While you can easily buy buttermilk at the store, you could also make a close substitute at home. Just combine 1 tablespoon of lemon juice with enough milk to fill a cup to make your own buttermilk, and let the mixture sit for 5 to 10 minutes before mixing it into your recipe.
No lemons on hand? Reach for distilled white vinegar instead and follow the same process to make buttermilk. Both vinegar and lemon juice provide the necessary acidity to curdle the milk.

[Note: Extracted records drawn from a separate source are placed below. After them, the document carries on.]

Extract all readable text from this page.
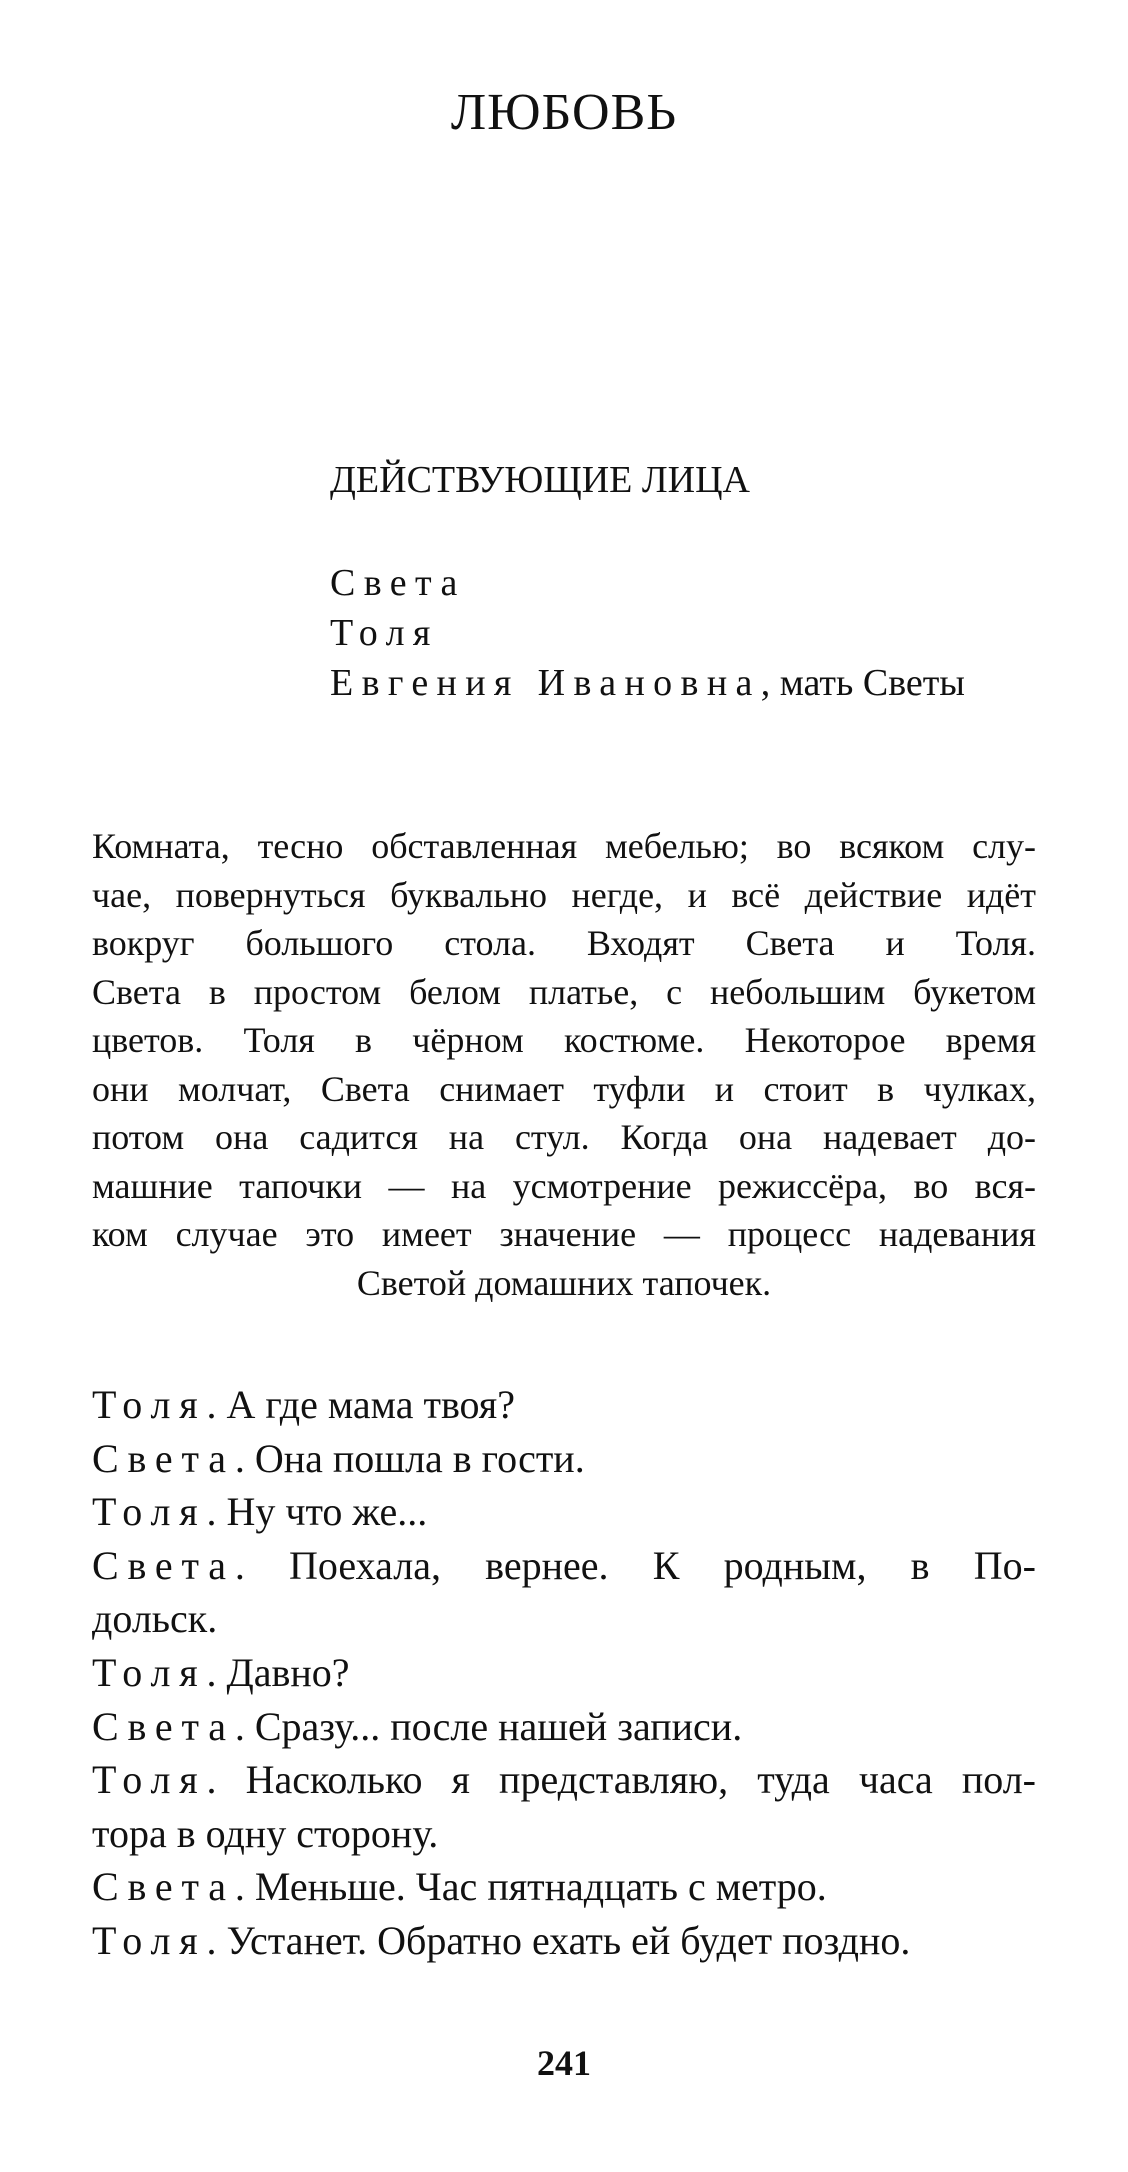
ЛЮБОВЬ
ДЕЙСТВУЮЩИЕ ЛИЦА
Света
Толя
Евгения Ивановна, мать Светы
Комната, тесно обставленная мебелью; во всяком слу-
чае, повернуться буквально негде, и всё действие идёт
вокруг большого стола. Входят Света и Толя.
Света в простом белом платье, с небольшим букетом
цветов. Толя в чёрном костюме. Некоторое время
они молчат, Света снимает туфли и стоит в чулках,
потом она садится на стул. Когда она надевает до-
машние тапочки — на усмотрение режиссёра, во вся-
ком случае это имеет значение — процесс надевания
Светой домашних тапочек.
Толя. А где мама твоя?
Света. Она пошла в гости.
Толя. Ну что же...
Света. Поехала, вернее. К родным, в По-
дольск.
Толя. Давно?
Света. Сразу... после нашей записи.
Толя. Насколько я представляю, туда часа пол-
тора в одну сторону.
Света. Меньше. Час пятнадцать с метро.
Толя. Устанет. Обратно ехать ей будет поздно.
241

Just note: Since it's a liquid, buttermilk isn't a good replacement option in foods other than baked goods — like dips — that require a thick texture, says Shapiro. Store leftover buttermilk in the refrigerator for no more than a week depending on the expiration date printed on the milk container.
"I like Greek yogurt as the best substitute [for sour cream] as it increases the protein content and lowers the carb count without altering the taste," says Shapiro.
Stir the yogurt first to avoid separation. Use an exact one-to-one for substitution, for example, one cup of sour cream equals one cup of yogurt. Yogurt is also an alternative for chip and vegetable dips. If your goal is to eliminate animal-based products from the recipe, or to avoid dairy, you can use soy-based yogurt.
Another protein-packed option to replace sour cream is tofu. Using either a blender or food processor, mix one 10.5-ounce package of crumbled tofu with 4 teaspoons of lemon juice, 2 teaspoons of apple cider vinegar and a half teaspoon of salt. Blend the mixture until smooth and substitute sour cream, cup for cup, as called for in the recipe. You might want to consider using silken tofu for a smoother texture. "With silken tofu, you may want to blend it with apple cider vinegar or lemon and salt to get the flavor you are looking for," Shapiro says.